Apropos schnell laden. Beim iX5 60 xDrive haben die Kollegen Techniker noch mal draufgesattelt im Vergleich zur Neuen Klasse; 350 Kilometer Reichweitenzuwachs sammelt der automobile Riese binnen zehn Minuten an entsprechend performanten Ladestationen ein. Und die Batterie fällt gewaltig aus: Statt 95 Millimeter hoher Rundzellen kommen nun 120-Millimeter-Versionen zum Einsatz, was am Ende die irre Kapazität von 141 kWh netto ergibt. Mehr Strom kann bisher kein BMW speichern. Anderseits: Wirklich signifikant mehr Reichweite im Vergleich beispielsweise zum iX3 konnten die Ingenieure nicht herausholen. Für den optimistischsten Fall geben die Münchener 845 Kilometer (WLTP gemittelt) an — beim kleineren Bruder sind es 805 Kilometer. Leider machen sich 2,9 Leermasse und eine große Stirnfläche im Wind bemerkbar.
Weiterhin einen Sonderweg geht BMW bei der Motorenkonfiguration. Hinten bleibt es bei der sogenannten stromerregten Synchronmaschine — hier mit 329 PS. Die ist top, weil man das magnetische Feld stufenweise regeln kann, während vorn ein 249 PS starker Asynchronmotor werkelt, der quasi ohne Schleppmoment zu verursachen abgekoppelt werden kann. Dank 578 PS prescht der Apparat innerhalb von 4,6 Sekunden auf 100 km/h — bei 210 Sachen ist Schluss.

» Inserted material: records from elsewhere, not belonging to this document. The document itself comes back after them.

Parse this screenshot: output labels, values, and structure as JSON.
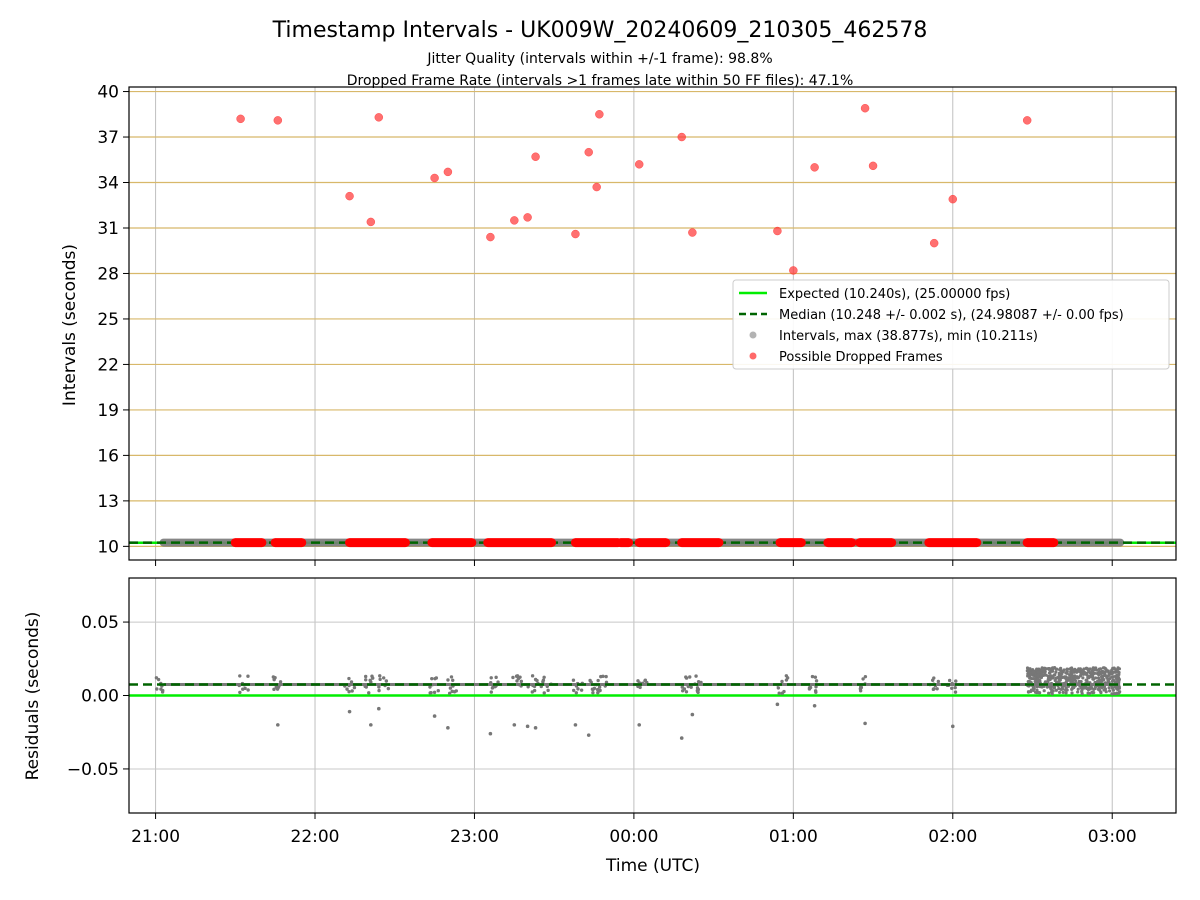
{
  "figure": {
    "title": "Timestamp Intervals - UK009W_20240609_210305_462578",
    "subtitle_1": "Jitter Quality (intervals within +/-1 frame): 98.8%",
    "subtitle_2": "Dropped Frame Rate (intervals >1 frames late within 50 FF files): 47.1%"
  },
  "chart_data": [
    {
      "type": "scatter",
      "panel": "top",
      "ylabel": "Intervals (seconds)",
      "ylim": [
        9.1,
        40.3
      ],
      "yticks": [
        10,
        13,
        16,
        19,
        22,
        25,
        28,
        31,
        34,
        37,
        40
      ],
      "ytick_labels": [
        "10",
        "13",
        "16",
        "19",
        "22",
        "25",
        "28",
        "31",
        "34",
        "37",
        "40"
      ],
      "xlim": [
        "20:50",
        "03:24"
      ],
      "xticks": [
        "21:00",
        "22:00",
        "23:00",
        "00:00",
        "01:00",
        "02:00",
        "03:00"
      ],
      "grid": true,
      "horizontal_gridlines_color": "#d8b86a",
      "legend_position": "center-right",
      "legend": [
        {
          "label": "Expected (10.240s), (25.00000 fps)",
          "style": "line",
          "color": "#00ee00"
        },
        {
          "label": "Median (10.248 +/- 0.002 s), (24.98087 +/- 0.00 fps)",
          "style": "dashed",
          "color": "#006400"
        },
        {
          "label": "Intervals, max (38.877s), min (10.211s)",
          "style": "dot",
          "color": "#a0a0a0"
        },
        {
          "label": "Possible Dropped Frames",
          "style": "dot",
          "color": "#ff4444"
        }
      ],
      "expected_line": 10.24,
      "median_line": 10.248,
      "intervals_range": {
        "start": "21:03",
        "end": "03:03",
        "value": 10.248
      },
      "dropped_frame_bands": [
        [
          "21:30",
          "21:40"
        ],
        [
          "21:45",
          "21:55"
        ],
        [
          "22:13",
          "22:34"
        ],
        [
          "22:44",
          "22:59"
        ],
        [
          "23:05",
          "23:29"
        ],
        [
          "23:38",
          "23:54"
        ],
        [
          "23:55",
          "23:58"
        ],
        [
          "00:02",
          "00:12"
        ],
        [
          "00:18",
          "00:32"
        ],
        [
          "00:55",
          "01:03"
        ],
        [
          "01:13",
          "01:22"
        ],
        [
          "01:25",
          "01:37"
        ],
        [
          "01:51",
          "02:09"
        ],
        [
          "02:28",
          "02:38"
        ]
      ],
      "dropped_frames": [
        {
          "x": "21:32",
          "y": 38.2
        },
        {
          "x": "21:46",
          "y": 38.1
        },
        {
          "x": "22:13",
          "y": 33.1
        },
        {
          "x": "22:21",
          "y": 31.4
        },
        {
          "x": "22:24",
          "y": 38.3
        },
        {
          "x": "22:45",
          "y": 34.3
        },
        {
          "x": "22:50",
          "y": 34.7
        },
        {
          "x": "23:06",
          "y": 30.4
        },
        {
          "x": "23:15",
          "y": 31.5
        },
        {
          "x": "23:20",
          "y": 31.7
        },
        {
          "x": "23:23",
          "y": 35.7
        },
        {
          "x": "23:38",
          "y": 30.6
        },
        {
          "x": "23:43",
          "y": 36.0
        },
        {
          "x": "23:46",
          "y": 33.7
        },
        {
          "x": "23:47",
          "y": 38.5
        },
        {
          "x": "00:02",
          "y": 35.2
        },
        {
          "x": "00:18",
          "y": 37.0
        },
        {
          "x": "00:22",
          "y": 30.7
        },
        {
          "x": "00:54",
          "y": 30.8
        },
        {
          "x": "01:00",
          "y": 28.2
        },
        {
          "x": "01:08",
          "y": 35.0
        },
        {
          "x": "01:27",
          "y": 38.9
        },
        {
          "x": "01:30",
          "y": 35.1
        },
        {
          "x": "01:53",
          "y": 30.0
        },
        {
          "x": "02:00",
          "y": 32.9
        },
        {
          "x": "02:28",
          "y": 38.1
        }
      ]
    },
    {
      "type": "scatter",
      "panel": "bottom",
      "xlabel": "Time (UTC)",
      "ylabel": "Residuals (seconds)",
      "ylim": [
        -0.08,
        0.08
      ],
      "yticks": [
        -0.05,
        0.0,
        0.05
      ],
      "ytick_labels": [
        "−0.05",
        "0.00",
        "0.05"
      ],
      "xlim": [
        "20:50",
        "03:24"
      ],
      "xticks": [
        "21:00",
        "22:00",
        "23:00",
        "00:00",
        "01:00",
        "02:00",
        "03:00"
      ],
      "xtick_labels": [
        "21:00",
        "22:00",
        "23:00",
        "00:00",
        "01:00",
        "02:00",
        "03:00"
      ],
      "grid": true,
      "expected_line": 0.0,
      "median_line": 0.0075,
      "residual_range": {
        "start": "21:03",
        "end": "03:03",
        "value": 0.0075
      },
      "residual_outliers": [
        {
          "x": "21:46",
          "y": -0.02
        },
        {
          "x": "22:13",
          "y": -0.011
        },
        {
          "x": "22:21",
          "y": -0.02
        },
        {
          "x": "22:24",
          "y": -0.009
        },
        {
          "x": "22:45",
          "y": -0.014
        },
        {
          "x": "22:50",
          "y": -0.022
        },
        {
          "x": "23:06",
          "y": -0.026
        },
        {
          "x": "23:15",
          "y": -0.02
        },
        {
          "x": "23:20",
          "y": -0.021
        },
        {
          "x": "23:23",
          "y": -0.022
        },
        {
          "x": "23:38",
          "y": -0.02
        },
        {
          "x": "23:43",
          "y": -0.027
        },
        {
          "x": "00:02",
          "y": -0.02
        },
        {
          "x": "00:18",
          "y": -0.029
        },
        {
          "x": "00:22",
          "y": -0.013
        },
        {
          "x": "00:54",
          "y": -0.006
        },
        {
          "x": "01:08",
          "y": -0.007
        },
        {
          "x": "01:27",
          "y": -0.019
        },
        {
          "x": "02:00",
          "y": -0.021
        }
      ],
      "residual_clusters": [
        "21:02",
        "21:33",
        "21:46",
        "22:13",
        "22:20",
        "22:26",
        "22:45",
        "22:52",
        "23:08",
        "23:16",
        "23:22",
        "23:27",
        "23:39",
        "23:45",
        "23:48",
        "24:03",
        "24:20",
        "24:24",
        "24:56",
        "25:08",
        "25:27",
        "25:53",
        "26:00"
      ],
      "dense_residual_block": {
        "start": "02:28",
        "end": "03:03",
        "y_min": 0.0,
        "y_max": 0.018
      }
    }
  ]
}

Und sonst? Der X5 wird in seiner neuesten Ausbaustufe zum Hightech-Luxustransporter mit unzähligen Konfigurationsoptionen. Adaptive Dämpfer in Kombination mit Stahlfedern sind ebenso möglich wie ein Luftfahrwerk. Zum weiteren Rüstzeug gehören Features à la Hinterachslenkung oder die aktive Wankstabilisierung. Und was kommt noch? Klar, die Petrolheads dürften schon ganz wild auf die V8-Optionen sein. Währenddessen mag man grübeln, warum die Oberbayern immer noch auf Wasserstoff setzen — und hier wird als bisher ziemlich einzigartige Option gar Allrad in Aussicht gestellt. Der Konzern begründet diesen Schritt mit unterschiedlichen Marktbedingungen. In Japan spielt das Thema Brennstoffzelle eine ganz andere Rolle als in unseren Breiten. Und die mit Toyota eingegangene Kooperation könnte hier ganz gut funktionieren.
Ob sich das neue Businessklasse-SUV mit den markanten X-Tagfahrleuchten in Abgrenzung zum iX3 dann ab Herbst solch reger Zustimmung erfreuen wird wie der kleinere Bruder, bleibt abzuwarten. Die Chancen stehen jedenfalls nicht schlecht.